Let's Get to Work
If you’re willing to put in the work, to get your hands dirty, to take care of your neighbors—I’ll be right there beside you.

From Chase Linko-Looper:
I’ve been learning some hard lessons lately. Living in West Virginia, fighting for working people, for our homeless, our addicts, our union workers, our sick, our elderly, our kids—it means working alongside folks who, in another setting, I might call bootlickers. Some of them wave the flag too hard. Some love the cops. Some are convinced if they just work harder, they’ll get a fair shake in a rigged system. But you know what? They’re still human. And every single one of us is getting crushed under the same damn boot.
I ain’t here to make friends. But I also ain’t here to police people’s words just because I think they’re misguided. Some dude at a food drive calls it “helping the less fortunate” instead of “redistributing stolen wealth”? I let it go. Some old-timer says something ignorant but he’s the one doing hard labor out in a flood zone? I bite my tongue. Not because I don’t care—believe me, I care too much—but because arguing over semantics don’t mean a damn thing when people are starving, freezing, and dying.
I try to be a pacifist. I really do. But this country has made me so goddamn angry. Our state, our communities—we’re being bled dry. The feds have money for cops but not clean water. They got billions for war but no funding for the VA. Big corporations poison our land, our air, our water, and call it “job creation.” 40% of West Virginians are on Medicaid, but they wanna gut it. The overdose rate in our state is still one of the highest in the country, but they wanna jail addicts instead of treat them. They let our kids go hungry, then blame the parents for being poor. They let our roads crumble, our hospitals shut down, our people suffer—and they tell us it’s our fault.
I went to war for this country. I watched friends die for this country. And now I watch this country chew up and spit out its own people like we’re nothing. They act like veterans are sacred when they need a campaign ad, but when we come home broken, addicted, homeless, suicidal? Suddenly, we’re inconvenient. Suddenly, we’re lazy. Suddenly, it’s our fault. I served. I fought. And now, as a non-binary transgender person, I gotta fight every damn day just to exist. They say they love freedom, but they sure as hell don’t love my freedom.
I’m done being told to vote harder.
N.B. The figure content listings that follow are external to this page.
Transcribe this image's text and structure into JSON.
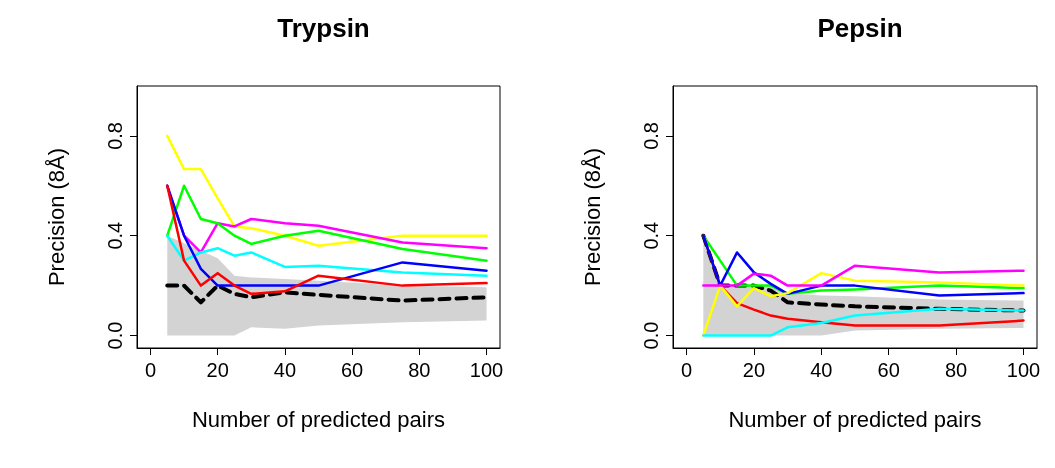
{
  "chart_data": [
    {
      "type": "line",
      "title": "Trypsin",
      "xlabel": "Number of predicted pairs",
      "ylabel": "Precision (8Å)",
      "x": [
        5,
        10,
        15,
        20,
        25,
        30,
        40,
        50,
        75,
        100
      ],
      "xlim": [
        -4,
        104
      ],
      "xticks": [
        0,
        20,
        40,
        60,
        80,
        100
      ],
      "ylim": [
        -0.05,
        1.0
      ],
      "yticks": [
        {
          "value": 0,
          "label": "0.0"
        },
        {
          "value": 0.4,
          "label": "0.4"
        },
        {
          "value": 0.8,
          "label": "0.8"
        }
      ],
      "grid": false,
      "marker": "none",
      "line_style": "solid",
      "series": [
        {
          "color": "#000000",
          "line_style": "dashed",
          "values": [
            0.2,
            0.2,
            0.133,
            0.2,
            0.167,
            0.153,
            0.173,
            0.163,
            0.14,
            0.153
          ],
          "lower": [
            0,
            0,
            0,
            0,
            0,
            0.033,
            0.027,
            0.04,
            0.053,
            0.06
          ],
          "upper": [
            0.4,
            0.37,
            0.34,
            0.31,
            0.24,
            0.233,
            0.227,
            0.22,
            0.2,
            0.193
          ]
        },
        {
          "color": "#ffff00",
          "values": [
            0.8,
            0.667,
            0.667,
            0.55,
            0.437,
            0.43,
            0.4,
            0.36,
            0.4,
            0.4
          ]
        },
        {
          "color": "#ff00ff",
          "values": [
            0.6,
            0.4,
            0.333,
            0.45,
            0.437,
            0.467,
            0.45,
            0.44,
            0.373,
            0.35
          ]
        },
        {
          "color": "#00ff00",
          "values": [
            0.4,
            0.6,
            0.467,
            0.45,
            0.4,
            0.367,
            0.4,
            0.42,
            0.347,
            0.3
          ]
        },
        {
          "color": "#00ffff",
          "values": [
            0.4,
            0.3,
            0.333,
            0.35,
            0.32,
            0.333,
            0.275,
            0.28,
            0.253,
            0.24
          ]
        },
        {
          "color": "#0000ff",
          "values": [
            0.6,
            0.4,
            0.267,
            0.2,
            0.2,
            0.2,
            0.2,
            0.2,
            0.293,
            0.26
          ]
        },
        {
          "color": "#ff0000",
          "values": [
            0.6,
            0.3,
            0.2,
            0.25,
            0.2,
            0.167,
            0.177,
            0.24,
            0.2,
            0.21
          ]
        }
      ]
    },
    {
      "type": "line",
      "title": "Pepsin",
      "xlabel": "Number of predicted pairs",
      "ylabel": "Precision (8Å)",
      "x": [
        5,
        10,
        15,
        20,
        25,
        30,
        40,
        50,
        75,
        100
      ],
      "xlim": [
        -4,
        104
      ],
      "xticks": [
        0,
        20,
        40,
        60,
        80,
        100
      ],
      "ylim": [
        -0.05,
        1.0
      ],
      "yticks": [
        {
          "value": 0,
          "label": "0.0"
        },
        {
          "value": 0.4,
          "label": "0.4"
        },
        {
          "value": 0.8,
          "label": "0.8"
        }
      ],
      "grid": false,
      "marker": "none",
      "line_style": "solid",
      "series": [
        {
          "color": "#000000",
          "line_style": "dashed",
          "values": [
            0.4,
            0.2,
            0.2,
            0.2,
            0.18,
            0.133,
            0.124,
            0.117,
            0.107,
            0.1
          ],
          "lower": [
            0,
            0,
            0,
            0,
            0,
            0,
            0,
            0.02,
            0.027,
            0.03
          ],
          "upper": [
            0.4,
            0.2,
            0.2,
            0.2,
            0.2,
            0.17,
            0.16,
            0.157,
            0.144,
            0.14
          ]
        },
        {
          "color": "#00ff00",
          "values": [
            0.4,
            0.3,
            0.2,
            0.2,
            0.2,
            0.167,
            0.18,
            0.184,
            0.2,
            0.19
          ]
        },
        {
          "color": "#ff0000",
          "values": [
            0.4,
            0.2,
            0.13,
            0.104,
            0.08,
            0.067,
            0.053,
            0.04,
            0.04,
            0.06
          ]
        },
        {
          "color": "#0000ff",
          "values": [
            0.4,
            0.2,
            0.333,
            0.253,
            0.207,
            0.167,
            0.2,
            0.2,
            0.16,
            0.17
          ]
        },
        {
          "color": "#ffff00",
          "values": [
            0,
            0.2,
            0.117,
            0.19,
            0.157,
            0.17,
            0.25,
            0.22,
            0.213,
            0.2
          ]
        },
        {
          "color": "#ff00ff",
          "values": [
            0.2,
            0.2,
            0.2,
            0.248,
            0.24,
            0.2,
            0.2,
            0.28,
            0.253,
            0.26
          ]
        },
        {
          "color": "#00ffff",
          "values": [
            0,
            0,
            0,
            0,
            0,
            0.033,
            0.05,
            0.08,
            0.107,
            0.1
          ]
        }
      ]
    }
  ]
}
I’m done being told to “just work hard.” I’m done pretending like the people in power give a damn. They don’t. They never have. And they never will. It’s on us to take care of each other. No one is coming to save us.
So yeah, I’ll work with people I don’t always agree with. I’ll stand shoulder to shoulder with someone who thinks cops are heroes if he’s handing out hot meals to the unhoused. I’ll organize with someone who thinks “socialism” is a dirty word if she’s fighting to keep the local hospital open. I don’t have to like you to fight for you. And I don’t expect you to like me either. But if you’re willing to put in the work, to get your hands dirty, to take care of your neighbors—I’ll be right there beside you.
If that don’t sit right with you, keep moving. If you think your bootstraps are gonna save you, keep walking. If you’re just here to argue, go find someone else to waste time with.
But if you’re here to fight—really fight—then let’s get to work.